Erreurs courantes à éviter pour une désinfection optimale
Certaines erreurs fréquentes peuvent annuler l'efficacité des meilleurs produits et créer un faux sentiment de sécurité.
- Oublier le pré-nettoyage : Appliquer un désinfectant sur une surface souillée est l'erreur la plus grave. Les matières organiques neutralisent l'agent biocide.
- Raccourcir le temps de contact : Essuyer le produit avant la fin du temps d'action le rend inefficace. C'est l'erreur la plus commune.
- Faire un mauvais dosage : Sous-doser rend le produit inefficace. Surdoser n'améliore pas la performance, augmente les coûts et peut endommager les surfaces.
- Utiliser un support inadapté : Un chiffon en coton peut retenir certains principes actifs. Privilégiez les lingettes pré-imprégnées ou les non-tissés à usage unique.
- Mal conserver les solutions diluées : Une solution diluée a une durée de vie limitée (souvent 24h). La conserver au-delà peut entraîner sa contamination et une perte d'efficacité.
Bornova : votre partenaire pour des solutions de désinfection professionnelles
Bornova s'engage à fournir aux professionnels de santé des consommables fiables et conformes. Si la désinfection des surfaces et des dispositifs complexes nécessite des produits spécifiques, l'hygiène passe aussi par des gestes essentiels comme la désinfection cutanée avant un acte invasif.
Pour ces besoins, notre catalogue inclut des solutions prêtes à l'emploi et certifiées CE, garantissant qualité et sécurité :
| Produit | Usage Principal | Principe Actif | Conditionnement | Conformité |
|---|---|---|---|---|
| Bornova Tampons Alcoolisés | Désinfection cutanée locale avant injection | Alcool isopropylique 70% | Sachets individuels (3 x 6 cm) | CE |
| Bornova Boules de Coton Alcoolisées | Désinfection de la peau saine | Alcool 70-80% | Flacon de 30 unités | CE |
Ces produits s'intègrent parfaitement dans les protocoles de soins des cliniques et peuvent être proposés en pharmacie. Notre expertise s'étend à l'ensemble des consommables médicaux en gros, assurant une logistique B2B fluide pour votre établissement.
Questions fréquentes
Quels sont les critères essentiels pour choisir un désinfectant en milieu professionnel ?

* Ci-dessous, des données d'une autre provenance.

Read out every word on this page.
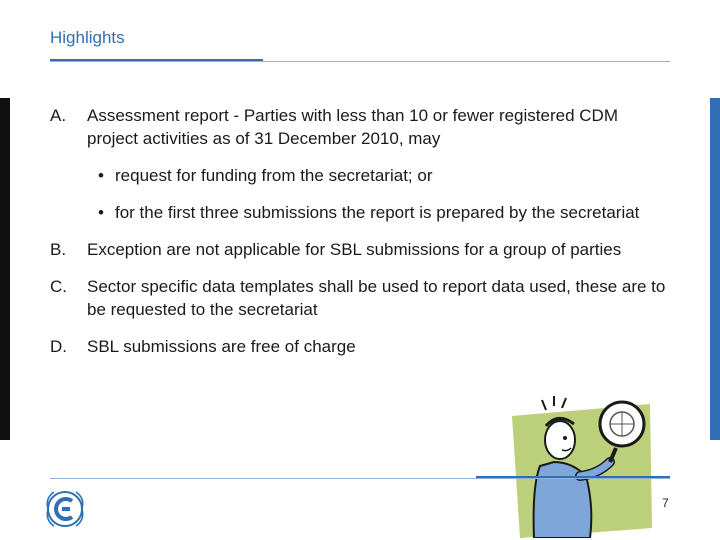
Highlights
A.	Assessment report - Parties with less than 10 or fewer registered CDM project activities as of 31 December 2010, may
• request for funding from the secretariat; or
• for the first three submissions the report is prepared by the secretariat
B.	Exception are not applicable for SBL submissions for a group of parties
C.	Sector specific data templates shall be used to report data used, these are to be requested to the secretariat
D.	SBL submissions are free of charge
7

Les critères clés sont : le support à traiter (surface ou dispositif médical), le niveau de risque infectieux, le spectre d'activité requis (validé par les normes NF EN), la compatibilité avec les matériaux et le temps de contact du produit.
Quelle est la différence entre un désinfectant pour surfaces et un pour dispositifs médicaux ?
Un désinfectant pour dispositifs médicaux est lui-même un dispositif médical (marquage CE). Il est soumis à une réglementation plus stricte et à des tests de compatibilité matériaux plus poussés que les produits pour surfaces, qui sont des biocides [S2].
Comment s'assurer de la conformité de ses produits avec les réglementations ARS ?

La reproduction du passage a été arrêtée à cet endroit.